The Alabama Voter
Winter 2010 Edition
Published February 17, 2010
by Scarlett Gaddy, LWVAL 2nd VP & Membership Chair
How do we attract, engage, and maintain new members? This is the most difficult task any volunteer organization has in sustaining itself. The key to attracting members is to be an active organization and invite new members to join. There are many potential members out there who just need someone to ask them to become involved. A simple letter inviting someone to a League meeting or social event may be enough encouragement. When you attend other events where you might meet potential members, describe the League and gauge their interest. If they appear to be interested, a letter of invitation may be sent by the membership chair of your League with more information about the League and how to join. When new members join, a welcome letter suggests you are aware they have joined and provides some basic information that is important for all in League to know.
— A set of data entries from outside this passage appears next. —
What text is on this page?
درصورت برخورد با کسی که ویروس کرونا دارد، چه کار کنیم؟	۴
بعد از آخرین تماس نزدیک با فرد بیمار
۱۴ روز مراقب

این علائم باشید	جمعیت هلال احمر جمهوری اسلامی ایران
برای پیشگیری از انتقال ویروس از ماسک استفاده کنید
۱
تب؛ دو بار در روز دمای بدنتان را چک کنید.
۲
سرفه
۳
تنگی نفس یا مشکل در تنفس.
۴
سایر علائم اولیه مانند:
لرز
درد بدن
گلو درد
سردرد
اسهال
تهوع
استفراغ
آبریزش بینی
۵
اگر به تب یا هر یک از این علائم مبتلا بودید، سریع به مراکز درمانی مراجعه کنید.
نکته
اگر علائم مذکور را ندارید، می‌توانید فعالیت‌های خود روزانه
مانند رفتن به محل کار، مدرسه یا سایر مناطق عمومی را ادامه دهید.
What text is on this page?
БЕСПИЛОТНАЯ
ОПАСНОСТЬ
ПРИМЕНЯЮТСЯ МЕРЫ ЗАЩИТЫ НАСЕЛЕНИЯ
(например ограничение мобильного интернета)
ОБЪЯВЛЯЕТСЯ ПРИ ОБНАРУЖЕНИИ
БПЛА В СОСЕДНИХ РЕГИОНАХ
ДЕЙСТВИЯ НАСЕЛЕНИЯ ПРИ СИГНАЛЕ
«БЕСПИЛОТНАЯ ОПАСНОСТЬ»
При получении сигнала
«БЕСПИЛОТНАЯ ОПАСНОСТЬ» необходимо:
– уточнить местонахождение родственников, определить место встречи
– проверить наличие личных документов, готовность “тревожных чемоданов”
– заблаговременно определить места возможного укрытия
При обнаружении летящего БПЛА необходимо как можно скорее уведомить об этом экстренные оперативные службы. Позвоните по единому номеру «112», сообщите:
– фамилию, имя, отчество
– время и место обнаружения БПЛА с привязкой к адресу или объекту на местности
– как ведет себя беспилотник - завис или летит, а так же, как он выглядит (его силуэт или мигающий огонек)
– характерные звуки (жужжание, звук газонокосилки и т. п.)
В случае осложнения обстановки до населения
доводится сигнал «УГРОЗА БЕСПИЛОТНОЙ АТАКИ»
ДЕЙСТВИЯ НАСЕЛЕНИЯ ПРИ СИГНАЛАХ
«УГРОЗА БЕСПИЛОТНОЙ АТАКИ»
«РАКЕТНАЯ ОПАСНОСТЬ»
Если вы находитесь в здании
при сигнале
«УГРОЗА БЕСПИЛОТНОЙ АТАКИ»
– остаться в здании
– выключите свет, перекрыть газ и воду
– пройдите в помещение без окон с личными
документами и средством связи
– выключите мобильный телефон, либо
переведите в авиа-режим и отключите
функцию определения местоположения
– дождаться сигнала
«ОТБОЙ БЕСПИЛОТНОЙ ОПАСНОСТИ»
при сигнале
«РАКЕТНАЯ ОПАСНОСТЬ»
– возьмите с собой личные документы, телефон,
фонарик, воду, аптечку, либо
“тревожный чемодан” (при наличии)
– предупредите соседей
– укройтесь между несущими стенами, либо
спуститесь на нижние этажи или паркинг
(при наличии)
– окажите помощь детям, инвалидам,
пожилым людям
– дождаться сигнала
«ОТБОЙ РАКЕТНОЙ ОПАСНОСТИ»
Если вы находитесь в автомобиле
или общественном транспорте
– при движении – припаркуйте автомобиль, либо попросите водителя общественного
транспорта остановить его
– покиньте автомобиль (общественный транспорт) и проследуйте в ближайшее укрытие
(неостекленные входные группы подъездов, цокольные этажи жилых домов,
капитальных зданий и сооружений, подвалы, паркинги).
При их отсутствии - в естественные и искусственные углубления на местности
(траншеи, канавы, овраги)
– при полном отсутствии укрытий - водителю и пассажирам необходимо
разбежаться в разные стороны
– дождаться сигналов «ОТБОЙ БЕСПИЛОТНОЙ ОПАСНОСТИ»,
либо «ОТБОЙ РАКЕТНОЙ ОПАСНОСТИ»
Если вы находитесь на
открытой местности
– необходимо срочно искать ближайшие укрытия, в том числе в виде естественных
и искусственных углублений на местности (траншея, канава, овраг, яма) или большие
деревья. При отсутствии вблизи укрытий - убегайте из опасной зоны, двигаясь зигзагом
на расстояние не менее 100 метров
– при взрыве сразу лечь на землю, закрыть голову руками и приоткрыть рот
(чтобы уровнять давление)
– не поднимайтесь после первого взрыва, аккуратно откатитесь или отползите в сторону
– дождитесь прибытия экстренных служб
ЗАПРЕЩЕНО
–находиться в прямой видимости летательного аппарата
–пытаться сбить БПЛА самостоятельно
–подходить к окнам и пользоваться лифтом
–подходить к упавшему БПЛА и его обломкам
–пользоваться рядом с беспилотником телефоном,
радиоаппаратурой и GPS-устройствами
Engaging new members in on-going studies and activities is especially important. Members who feel like they are making a contribution will be likely to remain in the League and their contributions are vital to the health of the local, state, and national LWV. A simple questionnaire attached to the welcome letter asking for their areas of interest will aid you in determining where the new member will be able and willing to contribute. Once they have indicated their areas of interest it is important to follow up with an invitation to join an ongoing project or program study. There are so many areas for members to contribute that the level of contribution is easily tailored to the member's schedule.
We are all guilty of working the most willing to the point exhaustion instead of asking others to contribute because it easier to call on them for help. Look at your organization. Do the same members shuffle the leadership roles among themselves? How often is someone new added to the Board, or heading up projects or studies? Once new members are added, mentoring is important so they are not overwhelmed with the language, procedures, and processes of League. Ask them to join in where they are interested, but don't hand over complete responsibility for large tasks in your relief that help has arrived. Allow time for them to become acquainted with the way League approaches its work. Once comfortable, they will be more receptive to a request for a more active role and we will have the means to maintain our Leagues.
The reality for most of our Leagues is they have an aging and often declining membership. For League to be vital in the years to come, we have to increase our recruitment efforts and utilize our long-term members as mentors for younger members. We have to reach out to young women in the workplace and provide them with information via email and social networking tools like Facebook, wikis, and also through our web sites. Just having a web site or Facebook page is not enough. We must use them to relay information to our members and they must be updated frequently to reflect an active and growing League. These are great responsibilities to assign to younger members who may be online and utilizing these types of Web 2.0 tools often.
So how do we recruit, engage, and maintain our membership? We have to be active in our efforts to attract new members and once they have joined we have to engage them in their areas of interest with mentors guiding them. This may mean we extend our reach by engaging younger members on the Internet, in the workplace, on college campuses, or for that matter, on high school campuses. There are many opportunities for recruitment. We just have to take advantage of them.